Presence of meningioma infrequently may be an accidental radiologic finding on CT scan or MRI booked for various reasons. Where the disease is asymptomatic less than two cm in size and not associated with edema and particularly in patients who are more than 60 years old, observation may be a reasonable approach with annual clinical examination and CT scan. A majority of the other patients and patients who demonstrated radiologic and clinical progression of the tumour are treated surgically. Total excision is usually achieved in tumours located in the convexity dura, falx, lateral aspects of sphenoid wings, frontal base and cerebellar convexity. If pathology demonstrates classic meningioma after total excision, no further treatment is indicated and the patient should be continued on observation with yearly examination and CT scan. Local recurrence rate, however, varies from 8% to 20% over 10 years (1), and patient may require further re-excision with consideration of radiotherapy.

In other locations, gross total excision may not be possible (sagittal sinus, cerebellopontine angle, clivus, cerebral ventricles, tentorial notch, optic nerve sheath). Local recurrence rate for partially excised meningioma varies from 29% to 55% over 10 years (1), and postoperative radiotherapy always should be considered (it is available in the form of conventional/conformal or stereotactic radiotherapy).

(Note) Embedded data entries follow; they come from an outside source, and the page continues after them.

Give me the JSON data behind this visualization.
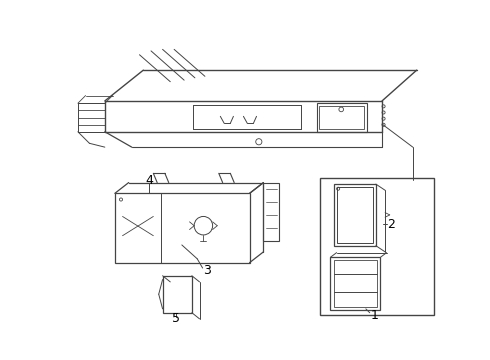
{
  "bg_color": "#ffffff",
  "line_color": "#444444",
  "label_color": "#000000",
  "label_fontsize": 8,
  "fig_width": 4.9,
  "fig_height": 3.6,
  "dpi": 100
}
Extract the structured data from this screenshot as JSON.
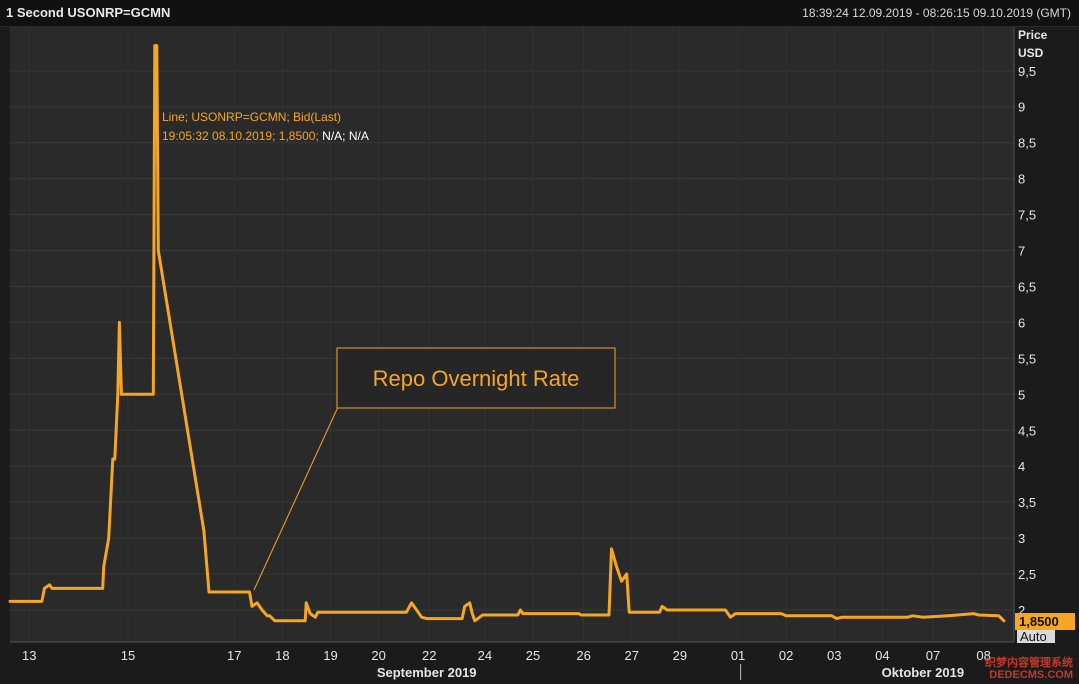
{
  "header": {
    "title": "1 Second USONRP=GCMN",
    "time_range": "18:39:24 12.09.2019 - 08:26:15 09.10.2019 (GMT)"
  },
  "axis": {
    "price_label": "Price",
    "currency_label": "USD",
    "auto_label": "Auto",
    "last_value_label": "1,8500"
  },
  "tooltip": {
    "line1": "Line; USONRP=GCMN; Bid(Last)",
    "line2_orange": "19:05:32 08.10.2019; 1,8500;",
    "line2_white": " N/A; N/A"
  },
  "callout": {
    "text": "Repo Overnight Rate"
  },
  "watermark": {
    "line1": "织梦内容管理系统",
    "line2": "DEDECMS.COM"
  },
  "colors": {
    "background": "#1b1b1b",
    "grid": "#2f2f2f",
    "line": "#f5a623",
    "accent": "#f5a623"
  },
  "chart_data": {
    "type": "line",
    "title": "1 Second USONRP=GCMN",
    "xlabel": "",
    "ylabel": "Price USD",
    "ylim": [
      1.75,
      9.9
    ],
    "yticks": [
      2,
      2.5,
      3,
      3.5,
      4,
      4.5,
      5,
      5.5,
      6,
      6.5,
      7,
      7.5,
      8,
      8.5,
      9,
      9.5
    ],
    "ytick_labels": [
      "2",
      "2,5",
      "3",
      "3,5",
      "4",
      "4,5",
      "5",
      "5,5",
      "6",
      "6,5",
      "7",
      "7,5",
      "8",
      "8,5",
      "9",
      "9,5"
    ],
    "x_tick_labels": [
      {
        "label": "13",
        "day": 13.15
      },
      {
        "label": "15",
        "day": 15.1
      },
      {
        "label": "17",
        "day": 17.2
      },
      {
        "label": "18",
        "day": 18.15
      },
      {
        "label": "19",
        "day": 19.1
      },
      {
        "label": "20",
        "day": 20.05
      },
      {
        "label": "22",
        "day": 21.05
      },
      {
        "label": "24",
        "day": 22.15
      },
      {
        "label": "25",
        "day": 23.1
      },
      {
        "label": "26",
        "day": 24.1
      },
      {
        "label": "27",
        "day": 25.05
      },
      {
        "label": "29",
        "day": 26.0
      },
      {
        "label": "01",
        "day": 27.15
      },
      {
        "label": "02",
        "day": 28.1
      },
      {
        "label": "03",
        "day": 29.05
      },
      {
        "label": "04",
        "day": 30.0
      },
      {
        "label": "07",
        "day": 31.0
      },
      {
        "label": "08",
        "day": 32.0
      }
    ],
    "month_labels": [
      {
        "label": "September 2019",
        "day": 21.0
      },
      {
        "label": "Oktober 2019",
        "day": 30.8
      }
    ],
    "month_divider_day": 27.2,
    "series": [
      {
        "points": [
          [
            12.77,
            2.12
          ],
          [
            13.4,
            2.12
          ],
          [
            13.45,
            2.3
          ],
          [
            13.55,
            2.35
          ],
          [
            13.6,
            2.3
          ],
          [
            14.3,
            2.3
          ],
          [
            14.6,
            2.3
          ],
          [
            14.62,
            2.6
          ],
          [
            14.72,
            3.0
          ],
          [
            14.8,
            4.1
          ],
          [
            14.84,
            4.1
          ],
          [
            14.9,
            5.0
          ],
          [
            14.93,
            6.0
          ],
          [
            14.97,
            5.0
          ],
          [
            15.6,
            5.0
          ],
          [
            15.63,
            9.85
          ],
          [
            15.67,
            9.85
          ],
          [
            15.7,
            7.0
          ],
          [
            16.6,
            3.1
          ],
          [
            16.7,
            2.25
          ],
          [
            17.1,
            2.25
          ],
          [
            17.5,
            2.25
          ],
          [
            17.55,
            2.05
          ],
          [
            17.65,
            2.1
          ],
          [
            17.75,
            2.0
          ],
          [
            17.85,
            1.92
          ],
          [
            17.9,
            1.92
          ],
          [
            18.0,
            1.85
          ],
          [
            18.2,
            1.85
          ],
          [
            18.6,
            1.85
          ],
          [
            18.62,
            2.1
          ],
          [
            18.7,
            1.95
          ],
          [
            18.8,
            1.9
          ],
          [
            18.85,
            1.97
          ],
          [
            19.2,
            1.97
          ],
          [
            20.6,
            1.97
          ],
          [
            20.7,
            2.1
          ],
          [
            20.8,
            2.0
          ],
          [
            20.9,
            1.9
          ],
          [
            21.0,
            1.88
          ],
          [
            21.7,
            1.88
          ],
          [
            21.75,
            2.05
          ],
          [
            21.85,
            2.1
          ],
          [
            21.9,
            1.95
          ],
          [
            21.95,
            1.85
          ],
          [
            22.05,
            1.9
          ],
          [
            22.1,
            1.93
          ],
          [
            22.8,
            1.93
          ],
          [
            22.85,
            2.0
          ],
          [
            22.9,
            1.95
          ],
          [
            23.2,
            1.95
          ],
          [
            24.0,
            1.95
          ],
          [
            24.05,
            1.93
          ],
          [
            24.6,
            1.93
          ],
          [
            24.65,
            2.85
          ],
          [
            24.75,
            2.6
          ],
          [
            24.85,
            2.4
          ],
          [
            24.95,
            2.5
          ],
          [
            25.0,
            1.97
          ],
          [
            25.6,
            1.97
          ],
          [
            25.65,
            2.05
          ],
          [
            25.75,
            2.0
          ],
          [
            26.5,
            2.0
          ],
          [
            26.9,
            2.0
          ],
          [
            27.0,
            1.9
          ],
          [
            27.1,
            1.95
          ],
          [
            28.0,
            1.95
          ],
          [
            28.1,
            1.92
          ],
          [
            29.0,
            1.92
          ],
          [
            29.1,
            1.88
          ],
          [
            29.2,
            1.9
          ],
          [
            29.6,
            1.9
          ],
          [
            30.5,
            1.9
          ],
          [
            30.6,
            1.92
          ],
          [
            30.8,
            1.9
          ],
          [
            31.3,
            1.92
          ],
          [
            31.8,
            1.95
          ],
          [
            31.9,
            1.93
          ],
          [
            32.3,
            1.92
          ],
          [
            32.4,
            1.85
          ]
        ]
      }
    ]
  }
}
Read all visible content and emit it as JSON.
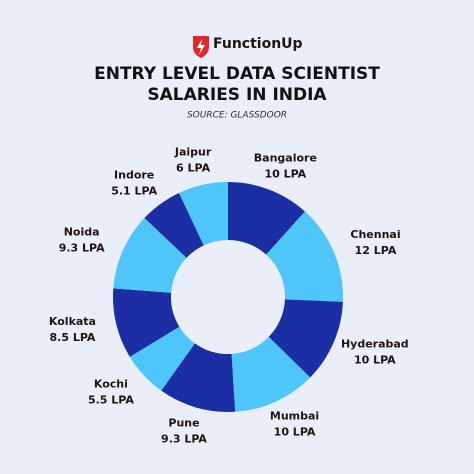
{
  "brand": "FunctionUp",
  "chart_data": {
    "type": "donut",
    "title": [
      "ENTRY LEVEL DATA SCIENTIST",
      "SALARIES IN INDIA"
    ],
    "subtitle": "SOURCE: GLASSDOOR",
    "categories": [
      "Bangalore",
      "Chennai",
      "Hyderabad",
      "Mumbai",
      "Pune",
      "Kochi",
      "Kolkata",
      "Noida",
      "Indore",
      "Jaipur"
    ],
    "values": [
      10,
      12,
      10,
      10,
      9.3,
      5.5,
      8.5,
      9.3,
      5.1,
      6
    ],
    "value_labels": [
      "10 LPA",
      "12 LPA",
      "10 LPA",
      "10 LPA",
      "9.3 LPA",
      "5.5 LPA",
      "8.5 LPA",
      "9.3 LPA",
      "5.1 LPA",
      "6 LPA"
    ],
    "colors": [
      "#1c2ea3",
      "#4ec6fa",
      "#1c2ea3",
      "#4ec6fa",
      "#1c2ea3",
      "#4ec6fa",
      "#1c2ea3",
      "#4ec6fa",
      "#1c2ea3",
      "#4ec6fa"
    ]
  }
}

Local control rate after postoperative radiotherapy for meningioma is 87% over 15 years (2,3,4).

In case pathology demonstrated aggressive meningioma (with one or more of the following features: mitotic activity, pleomorphism, necrosis, high nuclear to cytoplasmic ratio, loss of normal architecture, invasion of surrounding brain), postoperative radiotherapy should always be considered. Local control rate drops down to 54% for aggressive meningiomas (2,3,4).

Malignant meningioma (12% of meningiomas) should be treated aggressively with surgery and postoperative radiotherapy. Investigations, apart from assessment of primary site, should include CXR and bone scan to rule out lung and bony metastasis. Prognosis for this group of patients is poor and five year specific survival is only 34%(5).

Unresectable recurrent meningiomas may occasionally respond to anti-progesterone agents and/or hydroxyurea. These forms of therapy mainly should be considered on clinical trial basis.

References:

  1. Mirimanoff R.O, et al: Meningioma: Analysis of Recurrence and Progression Following Neurosurgical Resection. J. Neurosurgery 62:18-24. 1985.
  2. Glaholm J, Bloom H.J.G: The Role of Radiotherapy in the Management of Intracranial Meningiomas: The Royal Marsden Hospital Experience with 186 Patients. I.J.R.O.B.P. 18(9):755-761. 1990.
  3. Condra K.S, et al: Benign Meningiomas: Primary Treatment Selection Affects Survival. I.J.R.O.B.P. 39(2):427-436. 1997.
  4. Maire J.P, et al: Fractionated Radiation Therapy in the Treatment of Intracranial Meningiomas: Local Control, Functional Efficacy and Tolerance in 91 Patients. J.J.R.O.B.P. 33(2):315-321. 1995.
  5. Milosevic M.F, et al: Radiotherapy for Atypical or Malignant Intracranial Meningiomas. I.J.R.O.B.P. 34(4):817-822. 1996.